The toxins which cause CP are produced by a microalgae genus called Gambierdiscus, and although it has not yet been detected in New Zealand, the future effects of climate change will likely contribute to the geographical spread of this poisoning syndrome into what are currently sub-tropical and temperate areas. It is therefore important that New Zealand’s seafood safety researchers understand this emerging threat and are prepared to respond when it arrives in Aotearoa.
Seafood safety researchers at Nelson’s Cawthron Institute have been leading CP research in New Zealand for almost a decade, some of which has been supported by MBIE’s Strategic Science Investment Fund via the Seafood Safety Research Platform. Cawthron Institute leads the platform in partnership with researchers from AgResearch, Plant & Food Research, and the Institute for Environmental Science & Research (ESR). It is a collaborative national research programme that aims to understand, predict and control seafood safety threats, with CP definitely being on the radar.
“A major part of the research platform’s remit involves being ahead of emerging threats,” said platform co-leader Dr Tim Harwood.
“We aim to contribute to the excellent scientific research happening worldwide to understand CP and help minimise the food safety risk it poses.”
Image: The microalgae Gambierdiscus which is responsible for producing toxins that cause Ciguatera poisoning.
Image: Reef fish like this parrotfish are often contaminated with CP as they graze on smaller fish and animals that have consumed the gambierdiscus microalgae.
The research platform has contributed to the global fight against CP by partially funding the PhD research of Cawthron scientist Sam Murray (ca. $185k), with additional support for his studies coming in the form of a PhD scholarship from the New Zealand Food Safety Science and Research Centre ($120k) and a Cawthron Institute Internal Investment Funding grant (ca. $250k).
Current thinking is that CP is caused by a class of toxins known as ciguatoxins, which are produced by only two rarely found species of Gambierdiscus, which means the number of intoxications worldwide do not match the number of known ciguatoxin producing species.
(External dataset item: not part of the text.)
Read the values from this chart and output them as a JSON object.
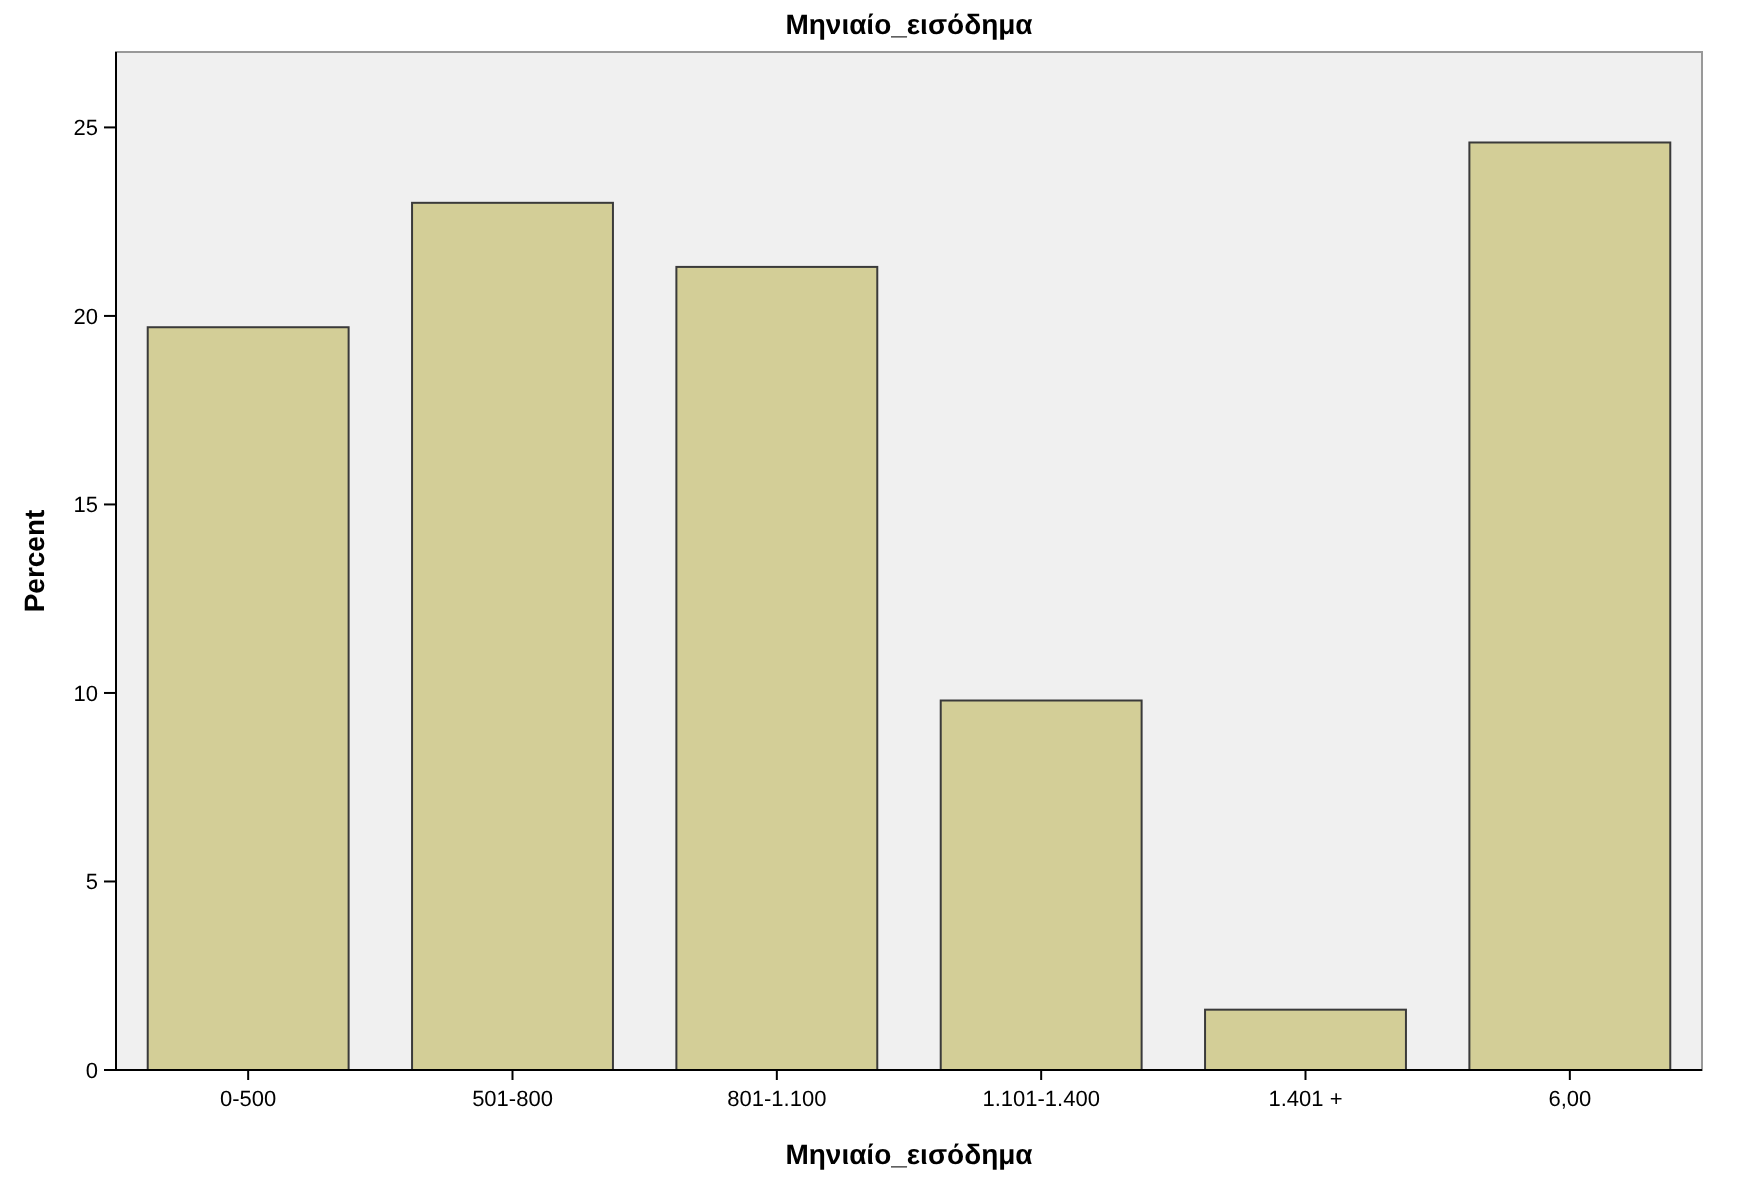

Sam says there are clearly large gaps in the scientific knowledge that need to be filled in order to understand the full suite of toxic compounds responsible for causing CP.
“My research has been focused on discovering some of these compounds produced by Gambierdiscus species, understanding their toxicity and determining if they could play a role in intoxication events”.
“I have also been investigating a potential biomarker compound that could be used for the early detection of toxic Gambierdiscus blooms, which could help the development of management and mitigation strategies.”
For the past six years Sam has been collecting research samples from around the Pacific and analysing them in Cawthron’s Nelson laboratories hoping to fill in some of these critical knowledge gaps in the science that supports our understanding of CP.
“We’re also very eager to understand whether the novel toxic compounds that I discovered through the course of my PhD studies bioaccumulate in the marine food web and pose a risk to human health.”
The impact of this world-leading science is clear – New Zealand is preparing to respond to an emerging threat, enhancing the scientific knowledge of CP, contributing to global efforts to protect public health, and assisting our Pacific Island whānau to better understand a current and serious food safety risk that they are not themselves equipped to respond to.